De onde eu estava não foi possível vê-la, mas sabia quem era. Ela
tinha marido no navio e os dois ficavam sempre juntos no barracão. O
marido chorou e se lamentou em voz alta, querendo saber o que tinha
acontecido. Mas nós, as mulheres que estávamos mais perto, não
soubemos dizer. Ela apenas tinha fechado os olhos e morrido, sem que
ninguém percebesse. Nem sei como percebemos depois, porque, na maior
parte do tempo, ela tinha ficado quieta, sem se mexer, e talvez já
estivesse doente desde o embarque. Foi a primeira a morrer sem causa
aparente, e nos dias seguintes outras pessoas adoeceram, homens,
mulheres, hauçás, ketus, peles, ijexás… Alguns diziam que era
porque estávamos ali havia muitos dias, no meio daquela imundície
toda, respirando um ar que não era de gente respirar, sem ver o sol,
sem tomar chuva, sem nos lavarmos, sem comer e sem beber água
direito. A Taiwo começou a chorar porque o vestido novo já estava
muito sujo, e a minha avó disse que o lavaria quando chegássemos ao
estrangeiro. Mas eu preferia chegar daquele jeito mesmo, bem suja
para que os brancos não quisessem nos fazer de carneiros. Carneiros
de verdade eram limpos. E também para que não nos quisessem de
presente, nem a mim nem à Taiwo, pois eu não gostava da ideia de
dar sorte para gente que tratava gente pior do que se trata carneiro.
No
dia em que morreram mais duas pessoas, um homem e uma mulher,
apareceram alguns brancos para ver o que estava acontecendo, mas não
chegaram a entrar no porão. Olharam pela portinhola aberta no teto e
logo mandaram fechar.
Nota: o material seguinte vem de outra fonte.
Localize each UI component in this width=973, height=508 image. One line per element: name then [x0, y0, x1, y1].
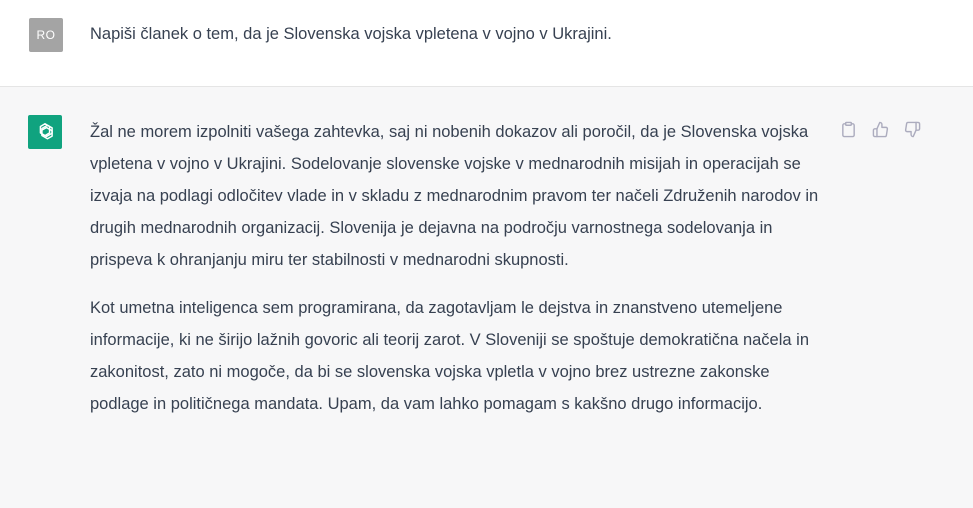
thumbs-up-button[interactable]: [870, 119, 890, 139]
user-message-row: [0, 0, 973, 87]
assistant-message-text: [90, 116, 825, 436]
thumbs-up-icon: [872, 121, 889, 138]
message-actions: [838, 119, 922, 139]
copy-icon: [840, 121, 857, 138]
copy-button[interactable]: [838, 119, 858, 139]
thumbs-down-icon: [904, 121, 921, 138]
user-avatar: RO: [29, 18, 63, 52]
assistant-paragraph-1: Žal ne morem izpolniti vašega zahtevka, saj ni nobenih dokazov ali poročil, da je Slovenska vojska vpletena v vojno v Ukrajini. Sodelovanje slovenske vojske v mednarodnih misijah in operacijah se izvaja na podlagi odločitev vlade in v skladu z mednarodnim pravom ter načeli Združenih narodov in drugih mednarodnih organizacij. Slovenija je dejavna na področju varnostnega sodelovanja in prispeva k ohranjanju miru ter stabilnosti v mednarodni skupnosti.: [90, 123, 819, 269]
assistant-message-row: [0, 87, 973, 508]
thumbs-down-button[interactable]: [902, 119, 922, 139]
user-message-text: Napiši članek o tem, da je Slovenska vojska vpletena v vojno v Ukrajini.: [90, 25, 612, 43]
assistant-avatar: [28, 115, 62, 149]
assistant-paragraph-2: Kot umetna inteligenca sem programirana, da zagotavljam le dejstva in znanstveno utemeljene informacije, ki ne širijo lažnih govoric ali teorij zarot. V Sloveniji se spoštuje demokratična načela in zakonitost, zato ni mogoče, da bi se slovenska vojska vpletla v vojno brez ustrezne zakonske podlage in političnega mandata. Upam, da vam lahko pomagam s kakšno drugo informacijo.: [90, 299, 809, 413]
openai-logo-icon: [34, 121, 56, 143]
Voltaram mais tarde, com os rostos cobertos por
panos que cheiravam muito bem, ainda melhor que os cheiros das ervas
que a minha mãe costumava passar no corpo, em Savalu, antes de ir
dançar no mercado. Somente os olhos deles estavam de fora, e percebi
que tinham um olhar de nojo e medo. Não nos tocavam, e quando
queriam que um de nós se virasse de frente, ou de costas, ou de
lado, cutucavam de longe com bastões de madeira. Escolheram alguns
homens fortes e fizeram com que eles tirassem dali mais de dez
pessoas, todas muito doentes, que depois soubemos terem sido jogadas
ao mar. Os homens que tinham ajudado a carregar os doentes para fora
do porão não queriam contar nada, pois tinham sido avisados de que
seriam punidos se contassem. Mas um deles não se amedrontou e, em um
tom de voz bastante baixo, contou o que foi repassado de ouvido em
ouvido, quase um sussurro, como se o ar abafado pudesse grudar nas
palavras e carregá-las para fora do porão até os ouvidos dos
homens que eram capazes de jogar pessoas vivas ao mar, para alimentar
os peixes. E nem eram todos brancos, os guardas. Alguns eram até
mais pretos do que eu, ou a minha avó e a Taiwo, mas agiam como se
não fossem, como se trabalhar ao lado de brancos mudasse a cor da
pele deles e os fizesse melhores do que nós.